Coop stores in Britain, however, are offering a whole £1.50 off bottles of a wine I actually recommended in my survey of the new Orange region in New South Wales last summer, Little Boomey Cabernet Merlot 2000. It has a terrible name, but its marketing person let slip to me that more care (for which read 'more expensive oak') was lavished on this debut vintage than we are likely to see in the 2001 version. Not that the result is at all oaky, just deeply flavoured, well balanced and satisfying. The usual selling price is £5.99 but it is reduced to £4.49 at those Co-op stores which stock it until 8 December. In theory it can also be ordered online at www.co-opdrinks2u.com

Two of the best supermarket chains for their wine selection are based in the north of England, Booths of Lancashire and Morrisons of Yorkshire (though both spread their tentacles more widely than these two rival counties – and Morrisons have branches as far south as Chingford in Essex and Erith in Kent). Booths has the more upmarket wine selection, and runs the enterprising site www.everywine.co.uk which attempts to supply literally every wine available retail in Britain. But Morrisons have a good track record for special offers at Christmas. Yet again they have reduced the price of Castillo de Molina Reserve Chilean Cabernet made very successfully by San Pedro, normally £5.99, although this year it is reduced by only one pound to £4.99. Two years ago it was reduced to just £3.99 which was a real snip but this year's two-pound Morrisons reductions from £5.99 to £3.99 apply to Lindemans Bin 65 Chardonnay (which used to be £4.99 anyway and isn't tasting as exciting as it used to), Rondell Cava and Capanna al Sole Chianti Classico – which is surely an insult to that carefully protected denomination. All these reductions apply until January 6.

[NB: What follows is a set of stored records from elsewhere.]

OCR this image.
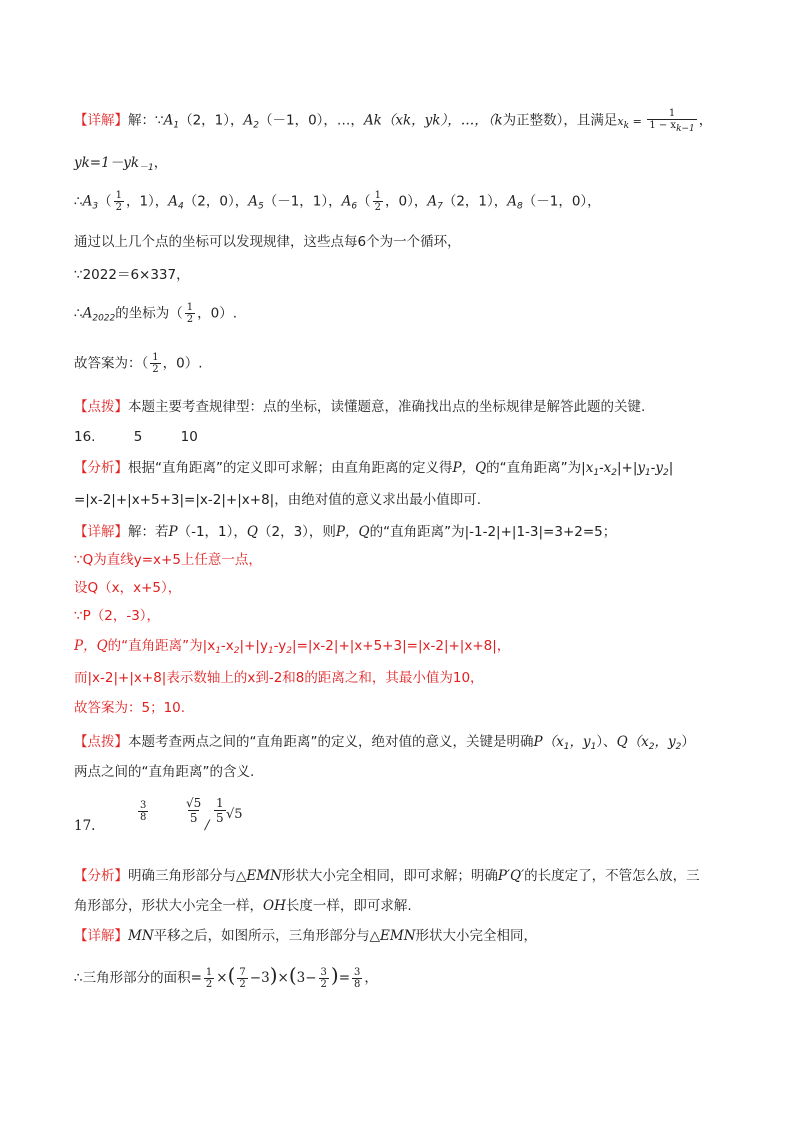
【详解】解：$\because A_1(2$，1），$A_2(-1$，0），…，Ak（xk，yk），…，（k为正整数），且满足$x_k = \frac{1}{1 - xk-1}$ ，
$yk=1-yk_{-1}$，
$\therefore A_3( \frac{1}{2}$ ，1），$A_4(2$，0），$A_5(-1$，1），$A_6( \frac{1}{2}$ ，0），$A_7(2$，1），$A_8(-1$，0），
通过以上几个点的坐标可以发现规律，这些点每6个为一个循环，
∵2022＝6×337，
$\therefore A_{2022}$的坐标为（ $\frac{1}{2}$ ，0）.
故答案为：（ $\frac{1}{2}$ ，0）.
【点拨】本题主要考查规律型：点的坐标，读懂题意，准确找出点的坐标规律是解答此题的关键.
16.	5	10
【分析】根据“直角距离”的定义即可求解；由直角距离的定义得P，Q的“直角距离”为$|x_1-x_2|+|y_1-y_2|$
=|x-2|+|x+5+3|=|x-2|+|x+8|，由绝对值的意义求出最小值即可.
【详解】解：若P（-1，1），Q（2，3），则P，Q的“直角距离”为|-1-2|+|1-3|=3+2=5；
∵Q为直线y=x+5上任意一点，
设Q（x，x+5），
∵P（2，-3），
P，Q的“直角距离”为$|x_1-x_2|+|y_1-y_2|=|x-2|+|x+5+3|=|x-2|+|x+8|$，
而|x-2|+|x+8|表示数轴上的x到-2和8的距离之和，其最小值为10，
故答案为：5；10.
【点拨】本题考查两点之间的“直角距离”的定义，绝对值的意义，关键是明确$P(x_1$，$y_1$）、$Q(x_2$，$y_2$）
两点之间的“直角距离”的含义.
17.
$\frac{3}{8}$	$\frac{√5}{5} \frac{1}{5}$
/
√5
【分析】明确三角形部分与△EMN形状大小完全相同，即可求解；明确P′Q′的长度定了，不管怎么放，三
角形部分，形状大小完全一样，OH长度一样，即可求解.
【详解】MN平移之后，如图所示，三角形部分与△EMN形状大小完全相同，
∴三角形部分的面积= $\frac{1}{2}$ ×( $\frac{7}{2} -3)\times(3- \frac{3}{2}$ )= $\frac{3}{8}$ ，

I actually found a relative bargain in Harrods wine department recently, rather to my surprise. The Knightsbridge store has a pretty impressive range, including some of the few bottles of Casa Lapostolle's current vintage of Clos Apalta 1999 at £27.50, one of the few top Chilean reds worth the money, but you generally have to pay heavily for it. This range includes a surprisingly wide range of Harrods' own-label wines of which the Harrods Premier Cru Non Vintage Champagne probably is worth the £18.95 it has cost for years – and is certainly worth it if you happen to value the Harrods brand name per se. It comes from Hostomme of Chouilly and the current bottling tastes attractively mature and rich. This would make a great present for homesick Britons stationed abroad. See www.harrods.com.